When did you begin connecting socioeconomic stress to health on a molecular level?
Initially, I struggled to figure out how to parlay my passions for both science and social issues into an academic career. While in Boston, I was doing population science research on biomarkers of inflammation with my mentor [Ridker], studying how certain chemical molecules predicted cardiovascular risk. Then I began to ask questions like, “OK, we know this molecule predicts risk, but how is it patterned by socioeconomic status? How is it patterned by race and ethnicity?” There are huge disparities in health outcomes based on social context, and I knew looking at adversity’s relationship to biology would help us understand the mechanisms responsible for them.
Beyond uncovering those mechanisms, what can be done to reduce disparities?
The answer is complex. First, we need to reform medical education so it prioritizes the social determinants of health just as much as it prioritizes the basic sciences. And it’s not just about teaching; it’s about providing more financial support for research connecting social issues to health.

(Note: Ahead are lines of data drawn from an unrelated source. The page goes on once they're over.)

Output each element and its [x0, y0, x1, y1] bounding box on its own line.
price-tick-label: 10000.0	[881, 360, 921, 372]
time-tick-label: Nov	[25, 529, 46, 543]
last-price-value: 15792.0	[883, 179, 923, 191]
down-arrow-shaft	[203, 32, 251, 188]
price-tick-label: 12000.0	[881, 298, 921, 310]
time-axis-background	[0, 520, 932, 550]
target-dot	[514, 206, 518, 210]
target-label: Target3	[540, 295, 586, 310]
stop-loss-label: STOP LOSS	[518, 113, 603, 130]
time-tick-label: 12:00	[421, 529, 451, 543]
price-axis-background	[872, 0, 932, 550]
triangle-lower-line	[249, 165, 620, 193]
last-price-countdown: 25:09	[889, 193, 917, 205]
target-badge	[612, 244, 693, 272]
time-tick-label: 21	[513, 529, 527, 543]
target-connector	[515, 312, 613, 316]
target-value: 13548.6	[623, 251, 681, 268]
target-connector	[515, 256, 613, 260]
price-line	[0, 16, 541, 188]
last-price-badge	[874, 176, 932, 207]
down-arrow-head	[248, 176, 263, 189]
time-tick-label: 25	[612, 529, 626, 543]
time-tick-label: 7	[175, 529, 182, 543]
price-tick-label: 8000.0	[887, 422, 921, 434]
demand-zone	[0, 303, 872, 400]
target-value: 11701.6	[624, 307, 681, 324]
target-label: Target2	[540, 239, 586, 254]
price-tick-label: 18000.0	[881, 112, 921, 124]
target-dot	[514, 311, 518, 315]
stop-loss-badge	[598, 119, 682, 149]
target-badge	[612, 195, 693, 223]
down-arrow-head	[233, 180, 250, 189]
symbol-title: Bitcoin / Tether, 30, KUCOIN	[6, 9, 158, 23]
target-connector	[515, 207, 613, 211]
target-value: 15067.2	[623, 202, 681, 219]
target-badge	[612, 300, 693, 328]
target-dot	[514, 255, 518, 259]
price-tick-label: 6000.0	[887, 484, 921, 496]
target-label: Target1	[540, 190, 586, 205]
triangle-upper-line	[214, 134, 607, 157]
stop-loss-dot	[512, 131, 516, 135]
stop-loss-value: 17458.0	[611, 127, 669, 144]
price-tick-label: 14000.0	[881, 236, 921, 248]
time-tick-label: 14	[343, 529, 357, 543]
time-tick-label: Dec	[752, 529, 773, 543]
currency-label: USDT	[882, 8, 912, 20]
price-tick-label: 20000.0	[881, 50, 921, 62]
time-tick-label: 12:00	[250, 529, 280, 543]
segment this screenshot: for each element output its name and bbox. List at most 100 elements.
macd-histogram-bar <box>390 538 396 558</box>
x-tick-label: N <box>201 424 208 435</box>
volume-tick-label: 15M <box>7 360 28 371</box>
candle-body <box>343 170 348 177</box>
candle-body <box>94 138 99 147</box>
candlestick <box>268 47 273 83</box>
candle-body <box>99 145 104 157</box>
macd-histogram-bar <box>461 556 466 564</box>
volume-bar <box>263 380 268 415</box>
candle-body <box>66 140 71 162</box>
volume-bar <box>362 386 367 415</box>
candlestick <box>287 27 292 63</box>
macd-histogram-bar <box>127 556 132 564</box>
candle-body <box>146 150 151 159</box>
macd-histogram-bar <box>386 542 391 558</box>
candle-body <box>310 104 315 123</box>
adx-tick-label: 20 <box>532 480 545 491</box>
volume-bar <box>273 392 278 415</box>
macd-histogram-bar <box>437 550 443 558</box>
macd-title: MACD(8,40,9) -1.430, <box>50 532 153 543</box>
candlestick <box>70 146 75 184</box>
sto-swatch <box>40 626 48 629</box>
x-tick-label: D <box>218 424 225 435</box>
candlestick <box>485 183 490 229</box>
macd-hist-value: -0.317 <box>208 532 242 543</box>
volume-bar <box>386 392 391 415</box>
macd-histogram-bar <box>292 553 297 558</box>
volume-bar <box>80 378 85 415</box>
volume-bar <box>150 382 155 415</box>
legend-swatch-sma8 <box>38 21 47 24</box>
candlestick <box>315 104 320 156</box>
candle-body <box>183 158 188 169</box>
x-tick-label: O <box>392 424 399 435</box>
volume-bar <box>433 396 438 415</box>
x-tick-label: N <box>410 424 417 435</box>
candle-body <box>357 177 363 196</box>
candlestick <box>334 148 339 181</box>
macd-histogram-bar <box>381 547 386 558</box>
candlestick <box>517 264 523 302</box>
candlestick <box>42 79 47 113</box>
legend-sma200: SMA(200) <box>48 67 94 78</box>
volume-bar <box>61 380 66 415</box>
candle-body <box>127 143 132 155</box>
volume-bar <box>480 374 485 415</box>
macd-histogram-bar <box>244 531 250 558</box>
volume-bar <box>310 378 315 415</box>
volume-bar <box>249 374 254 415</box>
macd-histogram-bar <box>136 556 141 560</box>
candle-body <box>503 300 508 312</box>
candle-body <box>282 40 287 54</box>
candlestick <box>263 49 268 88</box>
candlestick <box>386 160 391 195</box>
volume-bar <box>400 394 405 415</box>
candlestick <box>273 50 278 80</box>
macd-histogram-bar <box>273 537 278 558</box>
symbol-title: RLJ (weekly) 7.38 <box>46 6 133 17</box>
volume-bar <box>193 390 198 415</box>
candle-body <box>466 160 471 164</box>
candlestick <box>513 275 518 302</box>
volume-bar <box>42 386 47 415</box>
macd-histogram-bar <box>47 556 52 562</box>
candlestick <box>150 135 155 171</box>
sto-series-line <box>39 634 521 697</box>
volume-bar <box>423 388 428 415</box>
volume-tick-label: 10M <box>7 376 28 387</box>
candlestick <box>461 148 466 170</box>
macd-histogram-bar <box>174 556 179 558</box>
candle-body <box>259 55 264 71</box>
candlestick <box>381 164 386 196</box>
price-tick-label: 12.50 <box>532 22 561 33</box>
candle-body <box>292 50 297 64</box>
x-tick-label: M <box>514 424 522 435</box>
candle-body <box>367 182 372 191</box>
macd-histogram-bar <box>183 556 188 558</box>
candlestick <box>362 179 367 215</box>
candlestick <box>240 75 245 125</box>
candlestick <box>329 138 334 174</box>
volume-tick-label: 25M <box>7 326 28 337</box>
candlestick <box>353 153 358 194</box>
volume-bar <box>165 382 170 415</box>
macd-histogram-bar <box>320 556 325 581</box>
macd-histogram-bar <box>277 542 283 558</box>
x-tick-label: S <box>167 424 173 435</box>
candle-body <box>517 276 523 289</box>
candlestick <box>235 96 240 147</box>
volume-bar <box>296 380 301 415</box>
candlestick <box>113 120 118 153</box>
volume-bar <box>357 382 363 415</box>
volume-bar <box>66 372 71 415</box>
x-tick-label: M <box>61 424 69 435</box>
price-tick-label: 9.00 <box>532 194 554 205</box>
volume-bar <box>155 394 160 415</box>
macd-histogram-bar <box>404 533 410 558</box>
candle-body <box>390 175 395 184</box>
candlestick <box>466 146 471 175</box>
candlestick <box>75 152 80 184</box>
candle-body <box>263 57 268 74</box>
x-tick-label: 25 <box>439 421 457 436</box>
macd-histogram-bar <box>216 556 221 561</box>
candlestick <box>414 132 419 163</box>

We also need to do a better job addressing social complexities in the clinic. Let’s say a patient comes in with heart failure. Doctors will collect that person’s history, do a physical exam, and develop a diagnostic plan. But rarely do they ask, “Is this patient able to obtain and take particular medications? What stressors might prevent them from doing what they need to take care of themselves and get well?”
Physicians need to advocate around health equity, whether it’s through scientific work or teaching or policy or supporting diverse persons directly.
What is the hardest part of your job?
I’ve often felt isolated among my peers because cardiologists traditionally have not been interested in the work I do. They are generally more interested in the interventional and clinical aspects of the field. The social topics I research are difficult to swallow and to discuss, plus they’re not topics that get funded easily or that will put you under glamorous bright lights. Limited dedicated funding programs for people interested in doing research around social factors and health exist. The discipline hasn’t been resourced, so people instead gravitate toward work that is incentivized.
You’re a highly regarded mentor. Why is mentoring young physicians important to you?
My mentees actually span the whole spectrum, from pre-medical school to faculty members. Mentorship is not just a top-down thing—it’s a bottom-up thing, and it’s a sideways thing, and it’s never a transactional thing. Some of my mentees are also mentors to me—because we all need help sometimes. But when it comes to mentoring young people, in particular, I see myself as someone who can improve representation in medicine and help grow a more diverse medical workforce, which is important because increasing diversity in healthcare improves the quality of care for those who are socioeconomically disadvantaged as well as Black and brown patients.
What do you do to unwind?
When I’m unwinding, I’m still winding. I love to entertain and to decorate, and I spend a lot of time on Pinterest looking for design inspiration. I’m currently planning an at-home spa party and high afternoon tea for some friends. Everyone who comes to something I host knows they’re going to go home with great party favors.